Ancora un cambio di colore per la Lombardia, che da domani sarà in zona arancione scuro. La situazione sta infatti peggiorando gradualmente nelle ultime ore: l’ordinanza

Covid, immagine del Duomo di Milano
Covid, foto del Duomo di Milano (Getty Images)

Dalla mezzanotte di oggi, 4 marzo, fino al 14, la Lombardia sarà in zona arancione scuro. Una scelta, come spiega lo stesso Fontana. derivante dal continuo incremento dei casi e dalla costante crescita. Sia le nuove varianti, che con il 64% dei casi si sta diffondendo anche in altre fasce di età, che le misure adottate finora, stanno preoccupando. La decisione è arrivata in breve tempo, per permette alla Regione di rifiatare.

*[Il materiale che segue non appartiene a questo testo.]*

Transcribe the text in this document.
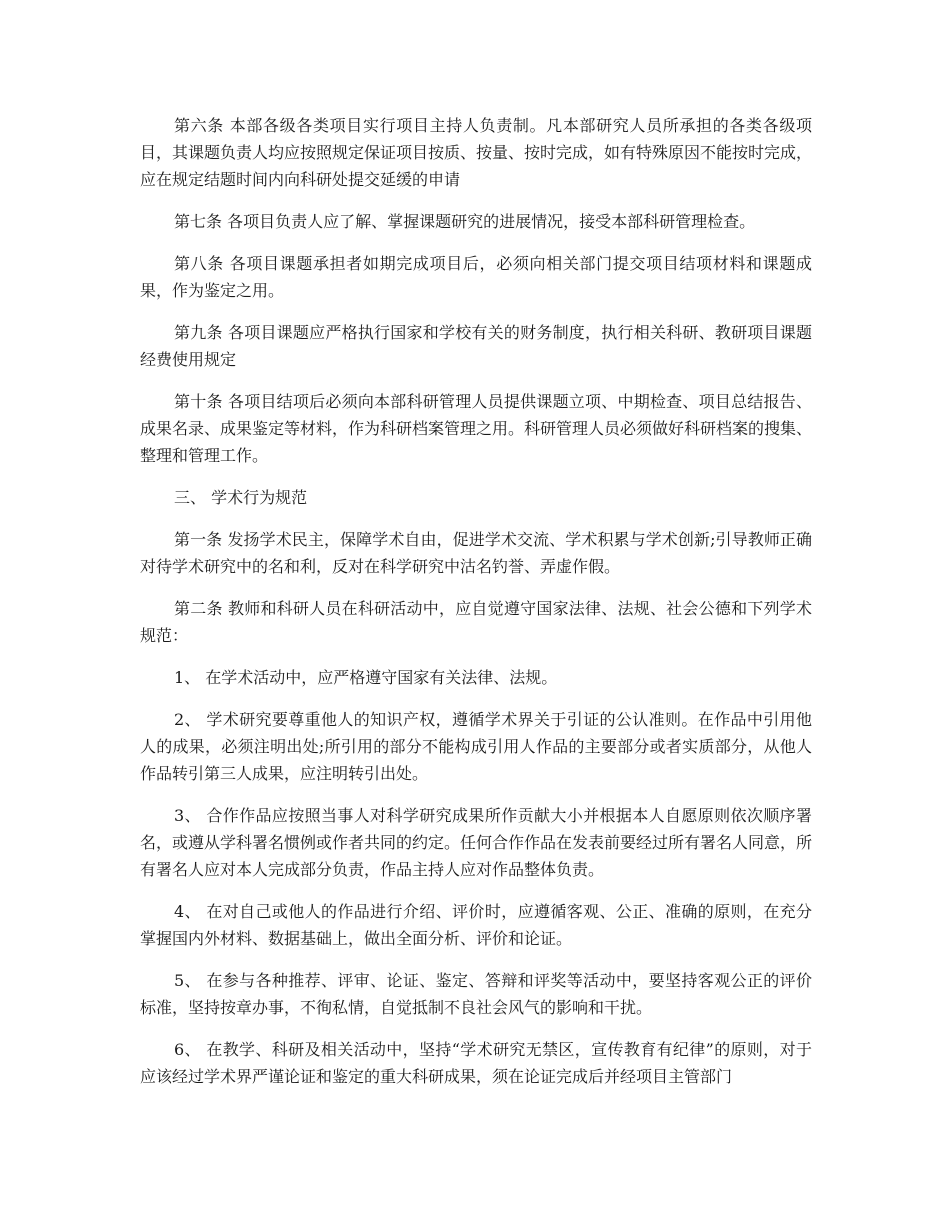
第六条 本部各级各类项目实行项目主持人负责制。凡本部研究人员所承担的各类各级项目，其课题负责人均应按照规定保证项目按质、按量、按时完成，如有特殊原因不能按时完成，应在规定结题时间内向科研处提交延缓的申请

第七条 各项目负责人应了解、掌握课题研究的进展情况，接受本部科研管理检查。

第八条 各项目课题承担者如期完成项目后，必须向相关部门提交项目结项材料和课题成果，作为鉴定之用。

第九条 各项目课题应严格执行国家和学校有关的财务制度，执行相关科研、教研项目课题经费使用规定

第十条 各项目结项后必须向本部科研管理人员提供课题立项、中期检查、项目总结报告、成果名录、成果鉴定等材料，作为科研档案管理之用。科研管理人员必须做好科研档案的搜集、整理和管理工作。

三、 学术行为规范

第一条 发扬学术民主，保障学术自由，促进学术交流、学术积累与学术创新;引导教师正确对待学术研究中的名和利，反对在科学研究中沽名钓誉、弄虚作假。

第二条 教师和科研人员在科研活动中，应自觉遵守国家法律、法规、社会公德和下列学术规范：

1、 在学术活动中，应严格遵守国家有关法律、法规。

2、 学术研究要尊重他人的知识产权，遵循学术界关于引证的公认准则。在作品中引用他人的成果，必须注明出处;所引用的部分不能构成引用人作品的主要部分或者实质部分，从他人作品转引第三人成果，应注明转引出处。

3、 合作作品应按照当事人对科学研究成果所作贡献大小并根据本人自愿原则依次顺序署名，或遵从学科署名惯例或作者共同的约定。任何合作作品在发表前要经过所有署名人同意，所有署名人应对本人完成部分负责，作品主持人应对作品整体负责。

4、 在对自己或他人的作品进行介绍、评价时，应遵循客观、公正、准确的原则，在充分掌握国内外材料、数据基础上，做出全面分析、评价和论证。

5、 在参与各种推荐、评审、论证、鉴定、答辩和评奖等活动中，要坚持客观公正的评价标准，坚持按章办事，不徇私情，自觉抵制不良社会风气的影响和干扰。

6、 在教学、科研及相关活动中，坚持“学术研究无禁区，宣传教育有纪律”的原则，对于应该经过学术界严谨论证和鉴定的重大科研成果，须在论证完成后并经项目主管部门
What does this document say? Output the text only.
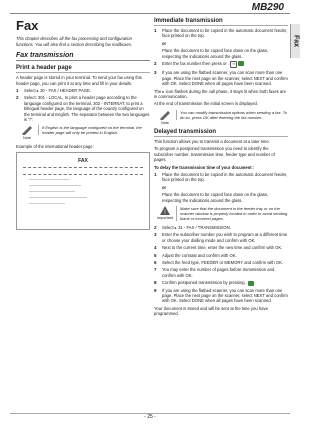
MB290
Fax
Fax

This chapter describes all the fax processing and configuration functions. You will also find a section describing fax mailboxes.

Fax transmission
Print a header page

A header page is stored in your terminal. To send your fax using this header page, you can print it at any time and fill in your details.

1	Select ▸ 30 - FAX / HEADER PAGE.
2	Select: 301 - LOCAL, to print a header page according to the language configured on the terminal, 302 - INTERNAT, to print a bilingual header page, the language of the country configured on the terminal and English. The separator between the two languages is "/".
Note
If English is the language configured on the terminal, the header page will only be printed in English.

Example of the international header page:

FAX
Immediate transmission
1	Place the document to be copied in the automatic document feeder, face printed on the top.
or
Place the document to be copied face down on the glass, respecting the indications around the glass.
2	Enter the fax number then press or . ⇒
3	If you are using the flatbed scanner, you can scan more than one page. Place the next page on the scanner, select NEXT and confirm with OK. Select DONE when all pages have been scanned.

The ▸ icon flashes during the call phase, it stays lit when both faxes are in communication.

At the end of transmission the initial screen is displayed.

Note
You can modify transmission options when sending a fax. To do so, press OK after entering the fax number.
Delayed transmission

This function allows you to transmit a document at a later time.

To program a postponed transmission you need to identify the subscriber number, transmission time, feeder type and number of pages.

To delay the transmission time of your document :

1	Place the document to be copied in the automatic document feeder, face printed on the top.
or
Place the document to be copied face down on the glass, respecting the indications around the glass.
!
Important
Make sure that the document in the feeder tray or on the scanner window is properly located in order to avoid sending blank or incorrect pages.
2	Select ▸ 31 - FAX / TRANSMISSION.
3	Enter the subscriber number you wish to program at a different time or choose your dialling mode and confirm with OK.
4	Next to the current time, enter the new time and confirm with OK.
5	Adjust the contrast and confirm with OK.
6	Select the feed type, FEEDER or MEMORY and confirm with OK.
7	You may enter the number of pages before transmission and confirm with OK.
8	Confirm postponed transmission by pressing .
9	If you are using the flatbed scanner, you can scan more than one page. Place the next page on the scanner, select NEXT and confirm with OK. Select DONE when all pages have been scanned.

Your document is stored and will be sent at the time you have programmed.

- 25 -
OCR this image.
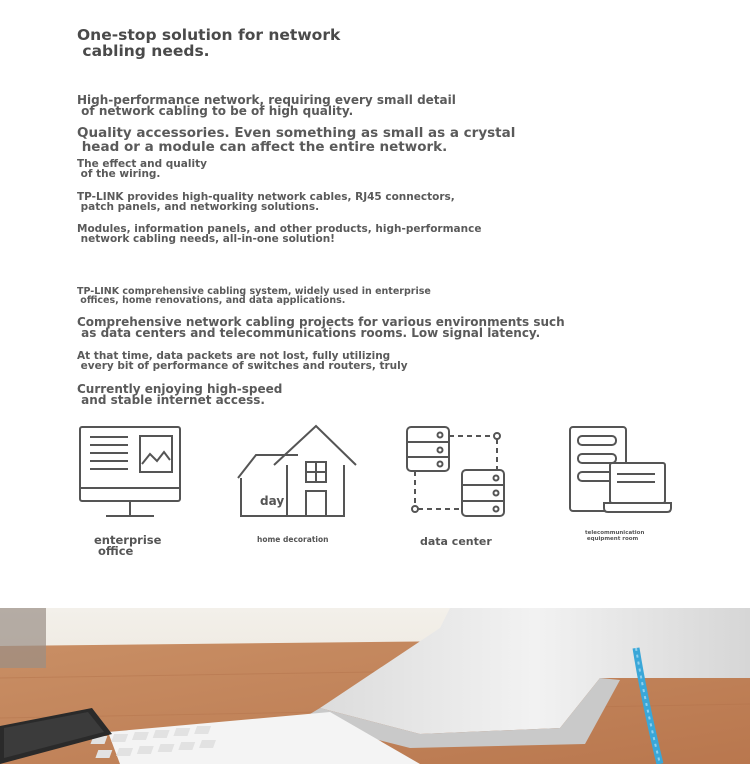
One-stop solution for network
cabling needs.
High-performance network, requiring every small detail
of network cabling to be of high quality.
Quality accessories. Even something as small as a crystal
head or a module can affect the entire network.
The effect and quality
of the wiring.
TP-LINK provides high-quality network cables, RJ45 connectors,
patch panels, and networking solutions.
Modules, information panels, and other products, high-performance
network cabling needs, all-in-one solution!
TP-LINK comprehensive cabling system, widely used in enterprise
offices, home renovations, and data applications.
Comprehensive network cabling projects for various environments such
as data centers and telecommunications rooms. Low signal latency.
At that time, data packets are not lost, fully utilizing
every bit of performance of switches and routers, truly
Currently enjoying high-speed
and stable internet access.
enterprise
office
day
home decoration	data center
telecommunication
equipment room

Situazione complicata soprattutto nel bresciano (con il 30% dei nuovi contagi), complessivamente sono stati 4,590 positivi nella giornata di ieri – di cui mille in provincia di Milano – la Lombardia è risultata ancora la Regione più colpita. Preoccupano le terapie intensive, utilizzate al 36%, mentre sono al momento occupati il 42% dei posti letto riservati ai pazienti covid.

Lombardia in zona arancione scuro: le restrizioni

Covid, Milano piazza duomo
Due donne a Milano con la mascherina (GettyImages)

La nuova ordinanza, firmata da Fontana, ha portato la Lombardia in zona arancione scuro. Tutte le scuole rimarranno dunque chiuse, eccezion fatta per gli asili nido. Divieto di spostarsi in altre regioni, non sarà possibile recarsi presso le seconde case, anche all’interno della stessa Regione (a parte per motivi di emergenza e necessità). Non sarà possibile nemmeno recarsi presso delle abitazioni private, nella propria area urbana.

Non è consentito, durante la zona arancione scuro, recarsi nelle aree attrezzate per fare sport, non è consentito come detto fare visita agli amici e anche l’accesso verso le attività commerciali sarà limitato. Un componente della famiglia alla volta, potrà portare con sé soltanto un minore, disabili o anziani. La Lombardia proverà dunque a far scendere i casi e il pericoloso indice rt (già sopra all’1,36), stringendo per 10 giorni le restrizioni.

Fontana ha dichiarato che l’obiettivo sarà appunto quello di contenere i contagi, anche nelle aree meno colpite per preservarle.